Há dezenove anos, 76 por cento estava nas mãos de investidores insensíveis ao preço, como os bancos centrais; hoje, esse número caiu para 43 por cento. A maioria agora é detida por investidores sensíveis ao preço, como famílias e fundos de investimento, que exigem retornos mais altos à medida que a dívida cresce e a inflação erosiona o valor. Essa mudança é impulsionada em grande parte pela redução das posições declaradas da China e do Japão.

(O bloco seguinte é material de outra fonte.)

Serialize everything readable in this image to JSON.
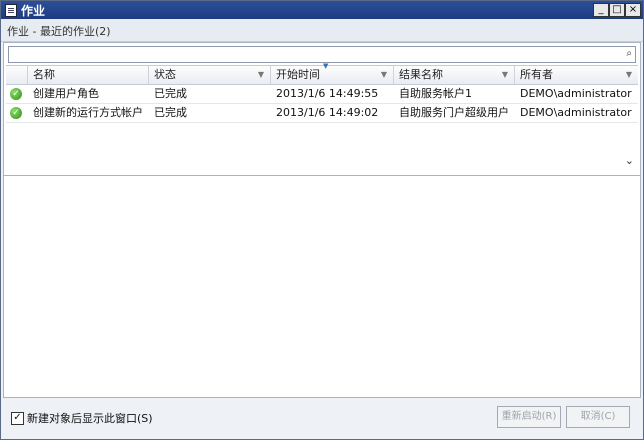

A China diversificou para o ouro, enquanto a participação do Japão caiu de 18 por cento em 2004 para quatro por cento devido ao desacúmulo das reservas. Além disso, o acúmulo global de reservas tem desacelerado desde o início dos anos 2000. Com a diminuição de compradores estrangeiros confiáveis, novos investidores privados exigem retornos mais altos para absorver o aumento da oferta.

Essa dinâmica cria um loop de feedback perigoso: custos de juros mais altos aumentam o déficit, exigindo mais emissão, o que por sua vez aumenta ainda mais as taxas. Especialistas alertam que a continuação da redução do balanço da Reserva Federal, caso Kevin Warsh assuma o papel de presidente, poderia agravar esses picos de preço, adicionando trilhões em custos de juros acumulados nos próximos dez anos.